ウラジオ日記を終えて

ウラジオ日記はほとんど書き終わった。旅行中に撮った写真を今現像していて、それが出来上がったらまた何か書くかもしれない。

ウラジオストクには8日間行っていた。行きと帰りの便で安いものを探していたらたまたまそうなったのだが、インターネットで発行するビザは8日間が限度なので、ギリギリだった。何も考えていなかった。何となく大丈夫な気がしていて、大丈夫だったというだけだ。

8日間の旅行で何したわけでもない。観光地らしい観光地にも殆ど訪れなかった。あまり興味がないからだ。生活の中にいる方が面白い。上海に行ったときそれを強く感じた。観光地はどれもつまらなく、何もない町を散歩する方が面白かった。

だからほとんど何もしていない。劇的な出来事もほとんどない。何も起こらずに過ぎていく日々。それが海の外であるということだけが、それらの退屈を光らせる。だから日本に帰ってきて、思い起こしても特にエピソードもない。土産話のひとつやふたつ、それで終わり。だと思っていたが、文章にして書いてみれば、意外と書けるものだ。ここまで続けられるとは思わなかった。
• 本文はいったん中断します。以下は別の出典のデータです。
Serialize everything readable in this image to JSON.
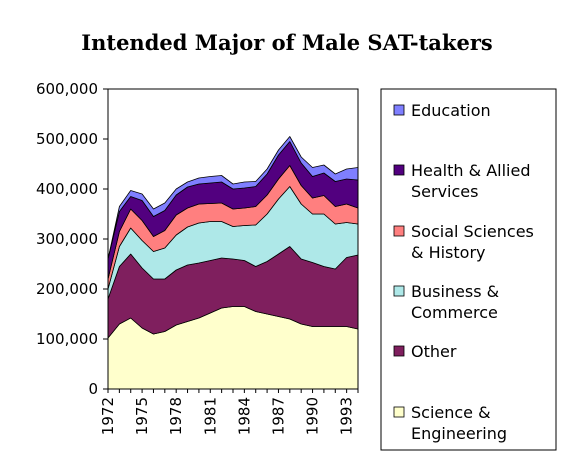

あまり日本を旅行したことはない。たまの休みくらい日本から出たいと思う性質だ。それに日本を旅行するより、海外に行った方が安い時代である。ぼくが海外に旅行する理由は、特別見たい観光地があるとか、風土に興味があるとかではなく、ただ日本を出たいとか、飛行機に乗りたいとか、異国語を聞いていたいとかそのくらいの理由だ。だから行く場所はどこでもいいのだ。高いところに行く必要もない。安いところで探していると、自ずと中華圏ばかりになる。たまには違う風なところへと行きたいと思い、ウラジオストクを選んだ。意外と安く行けたから。それだけの理由。もちろん、ロシアには興味があったのだけれど、一番の理由は海の外にいたいということだけ。

今はどうかと言うと、行きたい国がある。ジョージアだ。ジョージアと言われてピンと来る人も少ないと思うが、トルコとロシアの間にある国だ。ウラジオ日記にも書いたのだが、そこの料理がとてもおいしい。ロシアではグルジアと呼ばれていて、日本でもその呼び名の方がもしかしたら馴染みがあるのかもしれない。気になって調べていたら、グルジアはロシア語の発音だからジョージアという呼び名で呼んでほしいらしい。なのでジョージアと呼ぶことにする。その料理が今まで食べたことのない味で感動したし、調べてみると「日本人の99%が訪れない国」とか書いてあるから、余計に行きたくなる。ただ、直行便もないその国に行くにはお金がかかる。とは言っても行けない値段ではないが、そこまで行ったらトルコも行きたいし、アゼルバイジャンも行きたいし、ウクライナも行きたいし、バルト三国も行きたいし、じゃあヨーロッパも行きたいし、ってなると中々気軽には行けない。でも必ず訪れようと思う。

気軽に行けないとは書いたけれど、旅行なんて気軽なものだ。海外なんて海の外というだけで何も変わらない。同じ人間が生活している場所を訪ねるというだけだ。どうにでもなるから、大体ぼくは手ぶらで行くのだ。財布とパスポートとチケットだけ持って離陸する。身軽になって空を飛ぶ。あの瞬間の軽さこそが何よりも魅力的なのかもしれない。

毎日noteを書こうと思い立ってから二ヶ月が経った。ウラジオストクの話でかなりつなげたけど、これから何を書こうか戸惑っている。エッセイ、詩、小説、日記。書きたいことは結構あるのだけれど、どう書いたら読まれるのかはわからない。折角旅行記を書いてきたから、熊野古道に行った話でも載せようかと、「道程」という旅行記を書き始めた。

ウラジオストクに旅行に行ったのは四日の連休があったからだが、そう言えば去年も同じように四日の連休があった。そのとき、ぼくは熊野古道に行ったのだ。

百聞は一見に如かずなんて死語で、ネットに溢れた情報の方が、実際よりも魅力的だったりする。だから行きたい観光地なんてほとんどない。それでも行ってみたいと思う場所はいくつかあって、そのうちのひとつが熊野古道だったのだ。

熊野古道は普段の生活から切り離されていて、それは海の外に行く以上に異国を彷徨うような体験だった。